Lately, I’ve been thinking about Demon!Nikolai.
The age old trope of being part of a village that owes its peace and prosperity to a deal made with the demons of the mountain hundreds of years ago, every decade or two one of them will come down and pluck up a little spouse to take home with them. Some will stay in the village for years to scout and gather information before making their choice. Others throw the first pretty thing they see over their shoulder and whistle their way back to the mountain.
Nikolai has visited many times, always disguised, to watch and judge the lambs of the village. And you’re perfect. A red leather cord laced around your neck in a bow, showing that you’re ripe for the taking. Layered, practical cotton dress that professes your innocence. You are not favored by your peers— instead spending much of your time alone with the livestock. Your Sundays are spent sitting under a tree, scribbling in a little book, a chicken or a goat kid snoozing away with its head rested on your thigh.
It’s a surprise to everyone, most of all you, when Nikolai appears before the village, towering, and selects you for his bride. You’re knock kneed and shaking as he guides you away with a hand at the nape of your neck, clawed fingers fiddling with the little leather cord— switched out for black in the wake of your engagement.
He has to add a bell to you, you live so quietly in his temple on the mountain, a little ribbon in your ankle with the tinkling piece of pewter on display. He goes around the place, coming to the courtyard and often hearing the little jingling grow further as you slip away. He enjoys the coyness of the chase, but he worries you may actually fear him.

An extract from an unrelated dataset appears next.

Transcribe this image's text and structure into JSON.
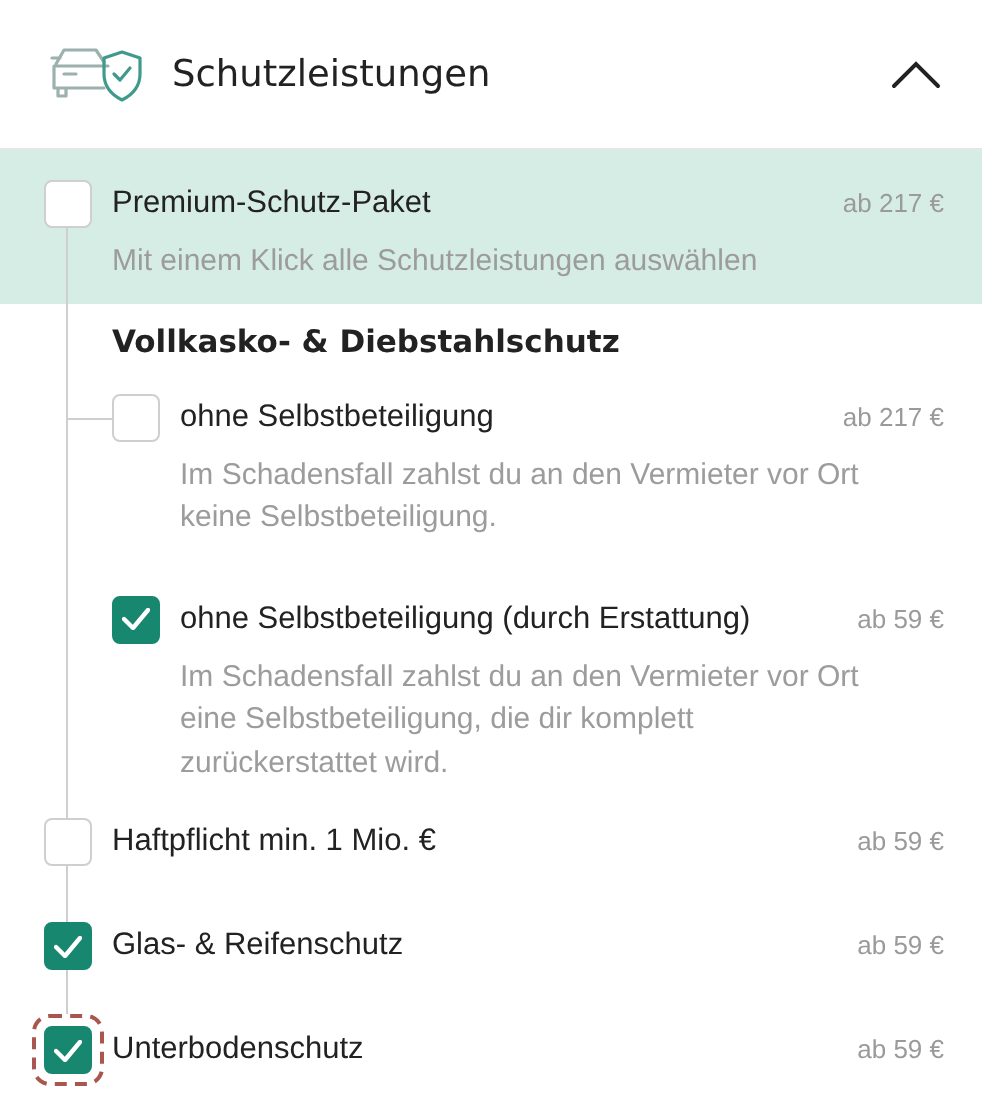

But when he asks your village elder about you, she excitedly opens a chest— she has many trinkets and gifts from her community, alongside them are the drawings of the village children. She cards through the parchment until she finds what she wants— explaining that at a young age, all of the children are taught about the demons of the mountain, and the traditional marriage between them and the villagers. She proudly produces your drawing from back in your school days, a crude little figure in a dress representing you holding hands with a two-horned beast with tusks, surrounded by hearts, flowers, and scribbly animals.